The play’s main protagonist, a young man called Cormac, dropped out of college suddenly and fled to a new life in New York five years ago. US immigration had other ideas and now he’s back in small-town Ireland with a secret weighing heavily on his conscience.

Director Jessica Curtis expands on The Dove and The Crow’s main themes.

“The play explores a number of themes including sex, loneliness, fertility and grief through the myriad relationships of its protagonist Cormac,” she reveals. “It reaches into the depths of his depression brought on by an incident that happened in Ireland years previously.

“It is punctuated throughout with humour that manifests itself in an array of interactions between mis-matched characters in both New York and Ireland. Cormac’s chequered inner life also provides both light relief and dizzying depths - the script says the things we think but daren’t say.”

Curtis and Doherty first met up at NUI, Galway several years ago and have stayed in contact ever since.

“Philip has been sending me his scripts to read and consider since we worked together during the MA in drama and theatre studies in NUIG,” Curtis discloses. “We have spent those intervening years trotting around the globe [Philip] and living and working between Galway and Dublin [me]. We finally sat down together last September - me having settled in Galway and he in Cavan - and decided it was about time we put a production together.

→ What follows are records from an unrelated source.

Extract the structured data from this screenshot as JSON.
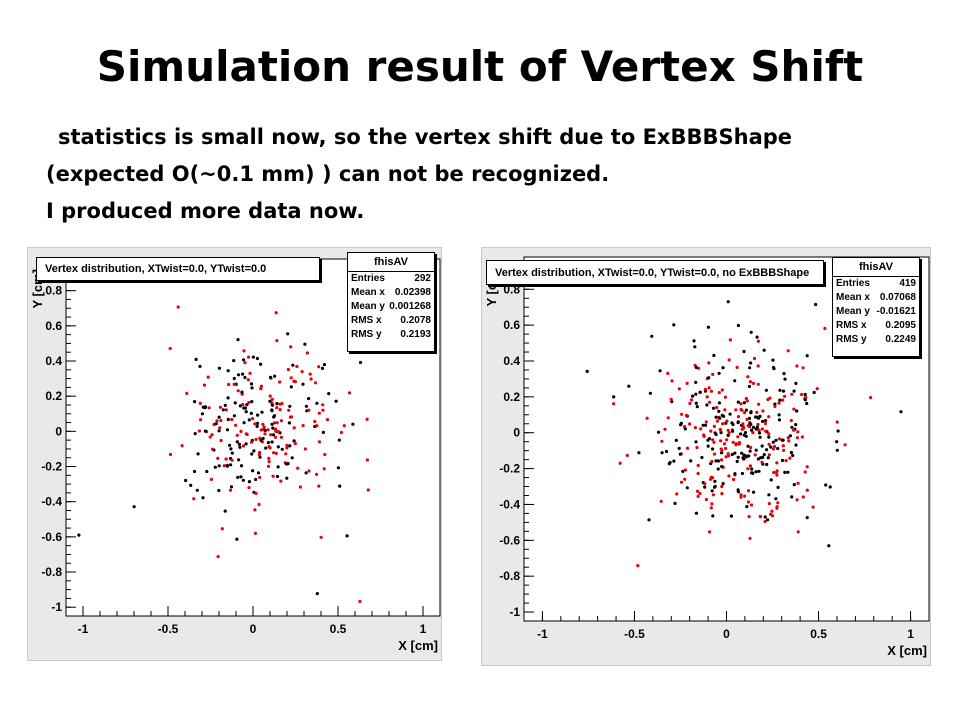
{
  "slide": {
    "title": "Simulation result of Vertex Shift",
    "lines": [
      "statistics is small now, so the vertex shift due to ExBBBShape",
      "(expected O(~0.1 mm) ) can not be recognized.",
      "I produced more data now."
    ]
  },
  "chart_data": [
    {
      "type": "scatter",
      "title": "Vertex distribution, XTwist=0.0, YTwist=0.0",
      "xlabel": "X [cm]",
      "ylabel": "Y [cm]",
      "xlim": [
        -1.1,
        1.1
      ],
      "ylim": [
        -1.05,
        0.98
      ],
      "xticks": [
        "-1",
        "-0.5",
        "0",
        "0.5",
        "1"
      ],
      "yticks": [
        "0.8",
        "0.6",
        "0.4",
        "0.2",
        "0",
        "-0.2",
        "-0.4",
        "-0.6",
        "-0.8",
        "-1"
      ],
      "grid": false,
      "series_colors": [
        "#000000",
        "#e8000b"
      ],
      "stats": {
        "name": "fhisAV",
        "entries": [
          {
            "label": "Entries",
            "value": "292"
          },
          {
            "label": "Mean x",
            "value": "0.02398"
          },
          {
            "label": "Mean y",
            "value": "0.001268"
          },
          {
            "label": "RMS x",
            "value": "0.2078"
          },
          {
            "label": "RMS y",
            "value": "0.2193"
          }
        ]
      },
      "dist": {
        "mean_x": 0.024,
        "mean_y": 0.001,
        "rms_x": 0.21,
        "rms_y": 0.22,
        "n": 292
      }
    },
    {
      "type": "scatter",
      "title": "Vertex distribution, XTwist=0.0, YTwist=0.0, no ExBBBShape",
      "xlabel": "X [cm]",
      "ylabel": "Y [cm]",
      "xlim": [
        -1.1,
        1.1
      ],
      "ylim": [
        -1.05,
        0.98
      ],
      "xticks": [
        "-1",
        "-0.5",
        "0",
        "0.5",
        "1"
      ],
      "yticks": [
        "0.8",
        "0.6",
        "0.4",
        "0.2",
        "0",
        "-0.2",
        "-0.4",
        "-0.6",
        "-0.8",
        "-1"
      ],
      "grid": false,
      "series_colors": [
        "#000000",
        "#e8000b"
      ],
      "stats": {
        "name": "fhisAV",
        "entries": [
          {
            "label": "Entries",
            "value": "419"
          },
          {
            "label": "Mean x",
            "value": "0.07068"
          },
          {
            "label": "Mean y",
            "value": "-0.01621"
          },
          {
            "label": "RMS x",
            "value": "0.2095"
          },
          {
            "label": "RMS y",
            "value": "0.2249"
          }
        ]
      },
      "dist": {
        "mean_x": 0.071,
        "mean_y": -0.016,
        "rms_x": 0.21,
        "rms_y": 0.225,
        "n": 419
      }
    }
  ]
}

“Working on a new play that has never been staged has been incredibly hard work involving three readings and long hours of editing sessions from December to February. Thankfully the result is a thought-provoking play with a wacky edge to it in Philip’s inimitably colourful style.”

Since completing that NUIG MA, Doherty has been a busy and productive writer. He has had his work staged in the New Theatre in Dublin and The Loft Space in Cavan town and has had numerous radio plays broadcast on Northernsound and Shannonside Radio stations.

He was the youngest ever winner of RTÉ’s PJ O'Connor award in 2006 for his play Mysterious Ways which first saw the light of day in a production for Múscailt (directed by Curtis ) in 2004. He has recently founded Gonzo Theatre Space in Cavan town where this month he staged a series of self-penned one acts called Tales From The Heart in collaboration with five local visual artists.

He also has a play under consideration with Livin Dred theatre company and completed a playwrighting workshop with Fishamble last year. “He is not one to rest on his laurels!” Curtis notes.

The cast of The Dove and The Crow features John Cullen (as Cormac ). Conor Geoghegam, Tara Breathnach, Rebecca Guinnane, Eimear Kenny, Paul Donnelly, Conor Quinlan, and Gillian Bogan. “I am genuinely thoroughly enjoying working with each of them, we have great craic and learn from each other every day,” Curtis enthuses.

The Dove and The Crow is at the Town Hall studio for four nights from Wednesday March 3 to Saturday 6 at 8.30pm. Patrons should note that the play is restricted to over-15s due to some sexually explicit language and dark subject matter.

Tickets are available from the Town Hall on 091 - 569777.